遺言執行者⑭遺留分減殺請求先に要注意
Q 昨年、夫が亡くなりました。遺言書はありません。相続人は妻である私(法定相続分3/4)と甥である甲(同1/4)の2名です。相続財産は、自宅(評価2000万円)だけです。自宅は、土地建物とも亡夫の名義ですが、私は亡夫とともに数十年間もそこで居住し、また夫の死後もそこで居住しています。今般、甲から、遺産分割の申し入れを受け、相続財産2000万円の1/4である500万円を支払って欲しいと言われました。私は、自宅をとり甥の相続分はお金で支払うという代償分割をしたいと考えていますが、500万円を支払わなければなりませんか?

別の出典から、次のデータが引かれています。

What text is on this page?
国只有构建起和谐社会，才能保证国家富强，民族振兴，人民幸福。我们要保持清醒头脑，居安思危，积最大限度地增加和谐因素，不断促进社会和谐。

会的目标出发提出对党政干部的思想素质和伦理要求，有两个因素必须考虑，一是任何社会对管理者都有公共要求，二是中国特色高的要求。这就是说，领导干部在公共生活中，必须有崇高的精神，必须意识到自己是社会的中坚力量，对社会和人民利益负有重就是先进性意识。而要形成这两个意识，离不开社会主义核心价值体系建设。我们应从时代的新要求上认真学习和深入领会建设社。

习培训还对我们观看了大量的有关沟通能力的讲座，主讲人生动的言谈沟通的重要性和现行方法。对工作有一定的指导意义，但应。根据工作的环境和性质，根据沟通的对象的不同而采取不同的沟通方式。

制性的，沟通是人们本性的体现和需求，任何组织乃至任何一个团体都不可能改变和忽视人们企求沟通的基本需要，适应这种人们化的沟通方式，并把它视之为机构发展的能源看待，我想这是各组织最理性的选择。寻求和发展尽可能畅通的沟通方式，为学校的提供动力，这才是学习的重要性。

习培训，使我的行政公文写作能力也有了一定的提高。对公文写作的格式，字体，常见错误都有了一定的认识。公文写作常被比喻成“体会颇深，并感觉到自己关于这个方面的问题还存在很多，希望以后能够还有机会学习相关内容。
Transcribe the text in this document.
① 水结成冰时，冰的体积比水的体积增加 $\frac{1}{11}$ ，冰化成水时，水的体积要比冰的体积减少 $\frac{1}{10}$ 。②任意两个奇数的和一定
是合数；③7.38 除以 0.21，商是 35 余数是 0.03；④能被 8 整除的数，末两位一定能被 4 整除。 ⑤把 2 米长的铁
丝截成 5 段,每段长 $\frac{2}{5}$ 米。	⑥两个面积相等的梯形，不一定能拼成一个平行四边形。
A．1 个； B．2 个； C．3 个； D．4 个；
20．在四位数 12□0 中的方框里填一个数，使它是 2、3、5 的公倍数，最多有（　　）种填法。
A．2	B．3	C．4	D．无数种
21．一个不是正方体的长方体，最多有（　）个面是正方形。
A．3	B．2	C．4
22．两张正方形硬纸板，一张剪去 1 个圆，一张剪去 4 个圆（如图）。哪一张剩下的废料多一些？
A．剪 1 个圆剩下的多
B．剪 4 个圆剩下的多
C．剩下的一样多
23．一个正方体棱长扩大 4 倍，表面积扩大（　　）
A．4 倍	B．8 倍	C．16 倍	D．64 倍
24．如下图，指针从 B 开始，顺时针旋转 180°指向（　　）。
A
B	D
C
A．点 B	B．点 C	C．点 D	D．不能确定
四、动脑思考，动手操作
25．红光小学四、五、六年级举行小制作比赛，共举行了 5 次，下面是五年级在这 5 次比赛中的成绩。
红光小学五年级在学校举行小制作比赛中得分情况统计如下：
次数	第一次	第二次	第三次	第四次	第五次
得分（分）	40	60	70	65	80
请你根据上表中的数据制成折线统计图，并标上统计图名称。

A いいえ。遺産分割にあたっては、妻が長年居住していた自宅については、妻の居住の利益が認められますので、自宅の価額は2000万円から妻の居住の利益を引いた金額になります。
東京家裁昭和40.4.20審判の例を紹介します。
この事件は、妻と甥が相続人で、その法定相続分は、妻が2/3、甥が1/3です。
妻は、夫の存命中から自宅に亡夫とともに居住を継続し、夫死亡後は妻のみが単独で居住使用している事案です。
1妻の利益
同審判は、従前より遺産たる土地家屋の居住使用を継続する相続人の一部(特に妻)についてはその地位を保護される特殊な利益が認められる、と判示しました。
2妻の利益の価額
同審判は、妻の特殊な利益は、「土地家屋より生ずる純収益額を資本還元した収益額と右土地家屋の純客観的評価額との差額をもつて前示利益の価額と解するのが相当である。」と判示しています。そして、この事件では、
土地家屋より生ずる純収益額を資本還元した収益額は、(土地家屋の予想賃貸料年額102万円(月額8万5000円)-土地建物に対する公租公課、建物の償却費、火災保険料、維持修繕費合計9万6200円=純収益額92万3800円)÷期待利回り率7.5%=1231万7300円(100円以下切捨)となるとし、妻の特殊の利益は、本件土地家屋の純客観的評価額1814万7000円-土地建物の収益額1231万7300円を引いた金582万9700円であると判示しました。
この結果、妻は、土地建物の時価1814万7000円の1/4=453面6700円ではなく、土地建物の時価額から妻の利益額を引いた1231万7300円の1/4である307万9300円を甥に支払えばよいことになりました。
あなたの場合も、これを参考にすればよいと思います。甥御さんには500万円も支払う必要はないと思われます。